Inscription à notre newsletter

Recevez toutes les informations importantes directement dans votre boite mail. Cliquez ici

Partager cette actualité
Le 18 février 2021

 

La Cour européenne des droits de l'homme rejette la requête du débiteur pour non-épuisement des voies de recours internes, l'État français ayant pris en compte la précédente critique lui ayant été faite en la matière, ce qui a conduit la Cour de cassation à procéder à un revirement de sa jurisprudence.
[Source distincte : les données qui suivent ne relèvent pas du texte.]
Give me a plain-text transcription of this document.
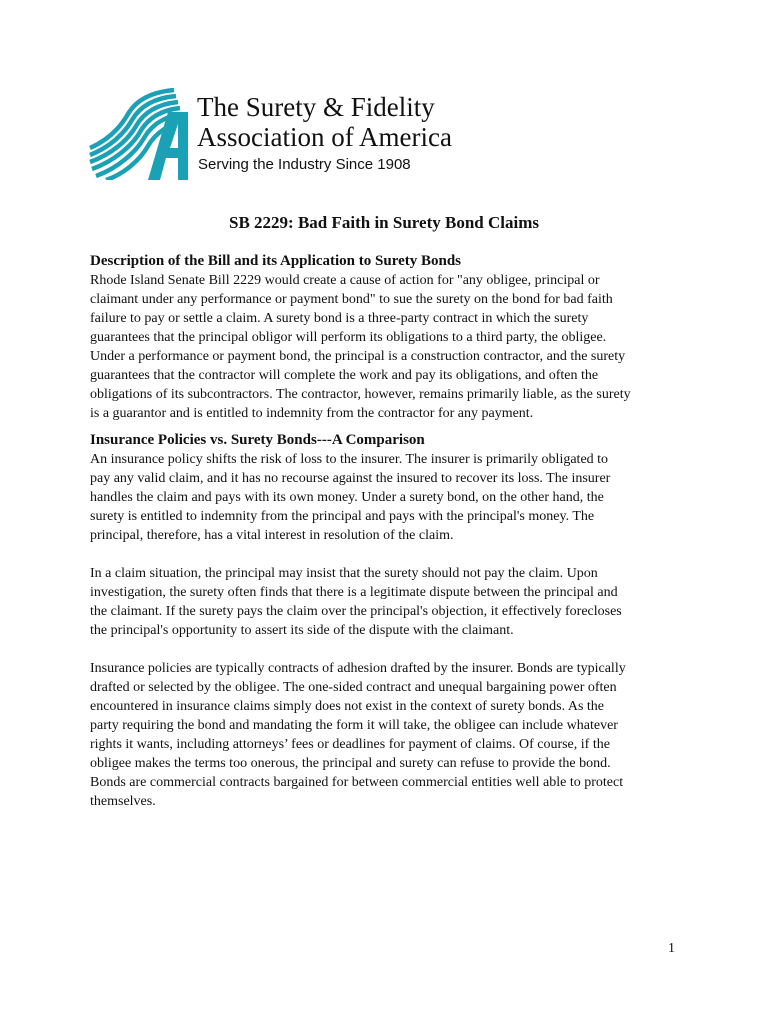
The Surety & Fidelity
Association of America
Serving the Industry Since 1908
SB 2229: Bad Faith in Surety Bond Claims
Description of the Bill and its Application to Surety Bonds

Rhode Island Senate Bill 2229 would create a cause of action for "any obligee, principal or
claimant under any performance or payment bond" to sue the surety on the bond for bad faith
failure to pay or settle a claim. A surety bond is a three-party contract in which the surety
guarantees that the principal obligor will perform its obligations to a third party, the obligee.
Under a performance or payment bond, the principal is a construction contractor, and the surety
guarantees that the contractor will complete the work and pay its obligations, and often the
obligations of its subcontractors. The contractor, however, remains primarily liable, as the surety
is a guarantor and is entitled to indemnity from the contractor for any payment.

Insurance Policies vs. Surety Bonds---A Comparison

An insurance policy shifts the risk of loss to the insurer. The insurer is primarily obligated to
pay any valid claim, and it has no recourse against the insured to recover its loss. The insurer
handles the claim and pays with its own money. Under a surety bond, on the other hand, the
surety is entitled to indemnity from the principal and pays with the principal's money. The
principal, therefore, has a vital interest in resolution of the claim.

In a claim situation, the principal may insist that the surety should not pay the claim. Upon
investigation, the surety often finds that there is a legitimate dispute between the principal and
the claimant. If the surety pays the claim over the principal's objection, it effectively forecloses
the principal's opportunity to assert its side of the dispute with the claimant.

Insurance policies are typically contracts of adhesion drafted by the insurer. Bonds are typically
drafted or selected by the obligee. The one-sided contract and unequal bargaining power often
encountered in insurance claims simply does not exist in the context of surety bonds. As the
party requiring the bond and mandating the form it will take, the obligee can include whatever
rights it wants, including attorneys’ fees or deadlines for payment of claims. Of course, if the
obligee makes the terms too onerous, the principal and surety can refuse to provide the bond.
Bonds are commercial contracts bargained for between commercial entities well able to protect
themselves.

1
En outre, l'ordonnance n° 2014-326 du 12 mars 2014, en modifiant la rédaction de l'article L. 643-9 du Code de commerce permet au tribunal de prononcer la clôture pour insuffisance d'actif de la liquidation judiciaire, sans qu'il soit nécessaire d'attendre la réalisation de tous les actifs du débiteur sous certaines conditions.

Le rejet est motivé par l'article L. 141-1 du Code de l'organisation judiciaire (COJ):

« L'État est tenu de réparer le dommage causé par le fonctionnement défectueux du service de la justice.
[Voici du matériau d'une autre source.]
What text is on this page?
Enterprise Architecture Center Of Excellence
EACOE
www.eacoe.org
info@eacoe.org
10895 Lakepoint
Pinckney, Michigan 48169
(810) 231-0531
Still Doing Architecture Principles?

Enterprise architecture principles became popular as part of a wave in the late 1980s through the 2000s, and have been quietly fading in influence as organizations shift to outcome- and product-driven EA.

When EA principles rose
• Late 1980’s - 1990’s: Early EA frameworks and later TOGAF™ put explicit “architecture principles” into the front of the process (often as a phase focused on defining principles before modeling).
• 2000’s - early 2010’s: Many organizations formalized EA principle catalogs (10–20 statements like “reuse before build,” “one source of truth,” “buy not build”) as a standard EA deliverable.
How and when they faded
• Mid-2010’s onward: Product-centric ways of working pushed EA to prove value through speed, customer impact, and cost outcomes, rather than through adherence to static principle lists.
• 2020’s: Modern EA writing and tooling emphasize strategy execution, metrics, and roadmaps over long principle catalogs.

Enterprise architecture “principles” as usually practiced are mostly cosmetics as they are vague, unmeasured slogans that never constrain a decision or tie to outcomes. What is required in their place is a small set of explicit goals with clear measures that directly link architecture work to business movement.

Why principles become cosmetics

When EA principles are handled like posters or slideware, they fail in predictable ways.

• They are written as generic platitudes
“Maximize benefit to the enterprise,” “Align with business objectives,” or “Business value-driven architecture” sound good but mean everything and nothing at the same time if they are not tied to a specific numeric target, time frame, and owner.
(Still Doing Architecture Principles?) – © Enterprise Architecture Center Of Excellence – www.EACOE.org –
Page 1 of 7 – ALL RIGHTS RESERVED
Sauf dispositions particulières, cette responsabilité n'est engagée que par une faute lourde ou par un déni de justice. »
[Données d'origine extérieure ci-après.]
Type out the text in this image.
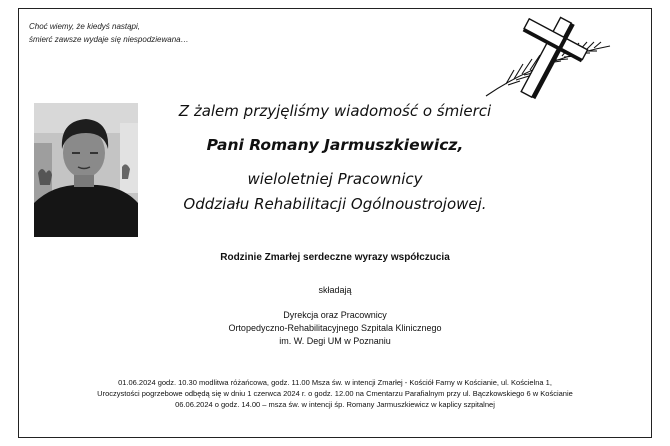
Choć wiemy, że kiedyś nastąpi,
śmierć zawsze wydaje się niespodziewana…
Z żalem przyjęliśmy wiadomość o śmierci
Pani Romany Jarmuszkiewicz,
wieloletniej Pracownicy
Oddziału Rehabilitacji Ogólnoustrojowej.
Rodzinie Zmarłej serdeczne wyrazy współczucia
składają
Dyrekcja oraz Pracownicy
Ortopedyczno-Rehabilitacyjnego Szpitala Klinicznego
im. W. Degi UM w Poznaniu
01.06.2024 godz. 10.30 modlitwa różańcowa, godz. 11.00 Msza św. w intencji Zmarłej - Kościół Farny w Kościanie, ul. Kościelna 1,
Uroczystości pogrzebowe odbędą się w dniu 1 czerwca 2024 r. o godz. 12.00 na Cmentarzu Parafialnym przy ul. Bączkowskiego 6 w Kościanie
06.06.2024 o godz. 14.00 – msza św. w intencji śp. Romany Jarmuszkiewicz w kaplicy szpitalnej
Dans un arrêt du 12 juillet 2004 (Cass. Com., 12 juillet 2004, Bull. IV, n° 154), la Cour de cassation a considéré que l'action en responsabilité dirigée par un débiteur en liquidation judiciaire contre l'État, qui tend non à sanctionner une atteinte personnelle à ses droits, mais à obtenir la réparation d'un préjudice résultant d'une faute lourde qu'aurait commis l'État sur le fondement de l'article L. 141-1 (alors L. 781-1) du Code de l'organisation judiciaire, revêt un caractère patrimonial susceptible d'affecter les droits des créanciers. Elle en a conclu que le débiteur ne pouvait exercer cette action.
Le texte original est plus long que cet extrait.